Co do sworzni 555 to też niedawno wymieniałem i mogę szczerze polecić, bardzo dobre solidne wykonanie i rozsądna cena, 2 szt. nabyłem za 111zł z wysyłką, kupowałem dokładnie tutaj http://allegro.pl/sworzen...1331284711.html , jedynie koszty wysyłki troszkę wzrosły, ale i tak cena atrakcyjna .
Pomógł: 54 razy Dołączył: 23 Maj 2008 Posty: 942 Skąd: Zabierzów
Wysłany: Sro Gru 01, 2010 01:28
Co do dolnych sworzni to jeszcze dodam, że przy wymianie ściągnąłem ten dolny pierścień zabezpieczający gumę i napchałem trochę smaru bo nawet w nowych 555 mało go był.
Profilaktycznie zrobiłem to samo z górnymi sworzniami...
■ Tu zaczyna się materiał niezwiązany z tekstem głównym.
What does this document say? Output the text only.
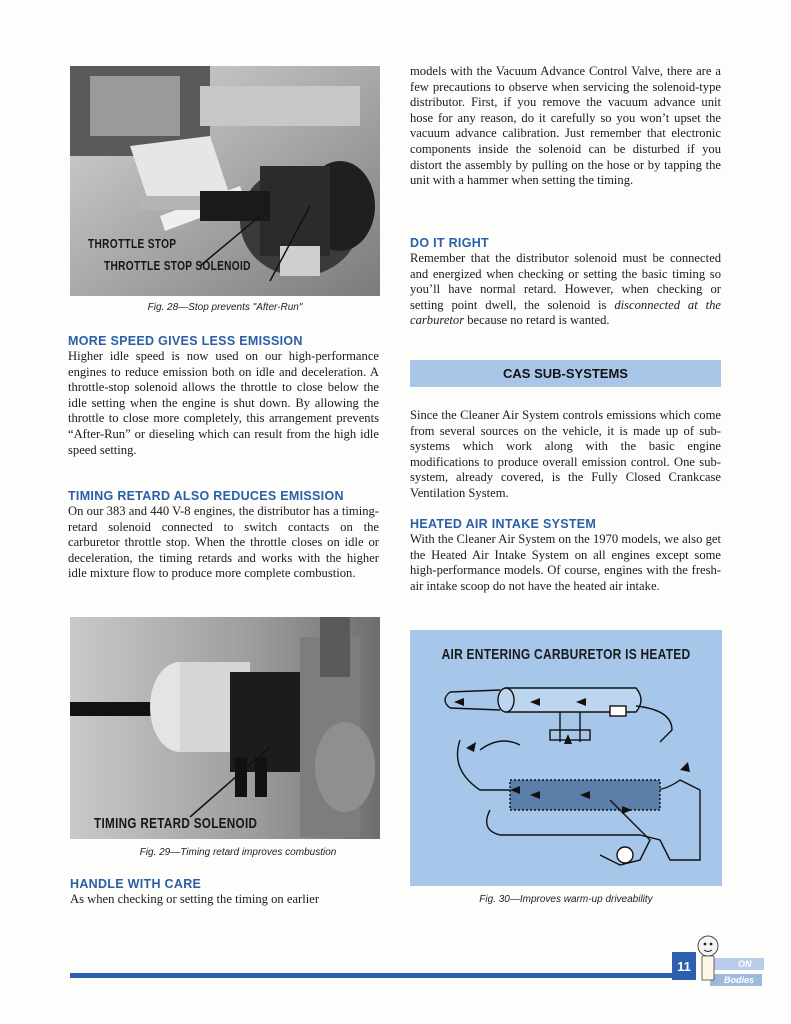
THROTTLE STOP
THROTTLE STOP SOLENOID
Fig. 28—Stop prevents "After-Run"
MORE SPEED GIVES LESS EMISSION
Higher idle speed is now used on our high-performance engines to reduce emission both on idle and deceleration. A throttle-stop solenoid allows the throttle to close below the idle setting when the engine is shut down. By allowing the throttle to close more completely, this arrangement prevents “After-Run” or dieseling which can result from the high idle speed setting.
TIMING RETARD ALSO REDUCES EMISSION
On our 383 and 440 V-8 engines, the distributor has a timing-retard solenoid connected to switch contacts on the carburetor throttle stop. When the throttle closes on idle or deceleration, the timing retards and works with the higher idle mixture flow to produce more complete combustion.
TIMING RETARD SOLENOID
Fig. 29—Timing retard improves combustion
HANDLE WITH CARE
As when checking or setting the timing on earlier
models with the Vacuum Advance Control Valve, there are a few precautions to observe when servicing the solenoid-type distributor. First, if you remove the vacuum advance unit hose for any reason, do it carefully so you won’t upset the vacuum advance calibration. Just remember that electronic components inside the solenoid can be disturbed if you distort the assembly by pulling on the hose or by tapping the unit with a hammer when setting the timing.
DO IT RIGHT
Remember that the distributor solenoid must be connected and energized when checking or setting the basic timing so you’ll have normal retard. However, when checking or setting point dwell, the solenoid is disconnected at the carburetor because no retard is wanted.
CAS SUB-SYSTEMS
Since the Cleaner Air System controls emissions which come from several sources on the vehicle, it is made up of sub-systems which work along with the basic engine modifications to produce overall emission control. One sub-system, already covered, is the Fully Closed Crankcase Ventilation System.
HEATED AIR INTAKE SYSTEM
With the Cleaner Air System on the 1970 models, we also get the Heated Air Intake System on all engines except some high-performance models. Of course, engines with the fresh-air intake scoop do not have the heated air intake.
AIR ENTERING CARBURETOR IS HEATED
Fig. 30—Improves warm-up driveability
11	ON
Bodies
Przestrzegam ! Wymieniajcie sworznie profilaktycznie ! Mi urwało na drodze do tego poszły pierścienie na krzyżaku na półośce przegub i laweta i cały interes kosztował ponad 600 zł !
Żadnych ! Żadnych stuków, żadnych luzów, tego samego roku byłem dwa razy na przeglądzie i nic nie było widać, żadnych objaw to nie ruszałem nic. Aż do pewnego dnia jak na prostej drodze, na nowym asfalcie zarzuciło mnie na drugi pas, koło obróciło o 180 stopni i koniec. Mechanik pokazał mi stary sworzeń był tak wyrobiony, że to musiało się stać prędzej czy później. Całe szczęście, że nie na autostradzie.
Dodam, że zawieszenie było robione trzy lata wcześniej (przejechane jakieś może 10 tys. może nawet nie) a części nie były najtańsze. Mojemu znajomemu przydarzyło się to samo dwa tygdnie wcześniej na autostradzie w hondzie accord z tym samym zawieszeniem. Też laweta.
Także dobrze radze zmieniać co jakiś czas przynajmniej dolne sworznie, nie jest to aż tak drogi wydatek, a lepiej dmuchać na zimne !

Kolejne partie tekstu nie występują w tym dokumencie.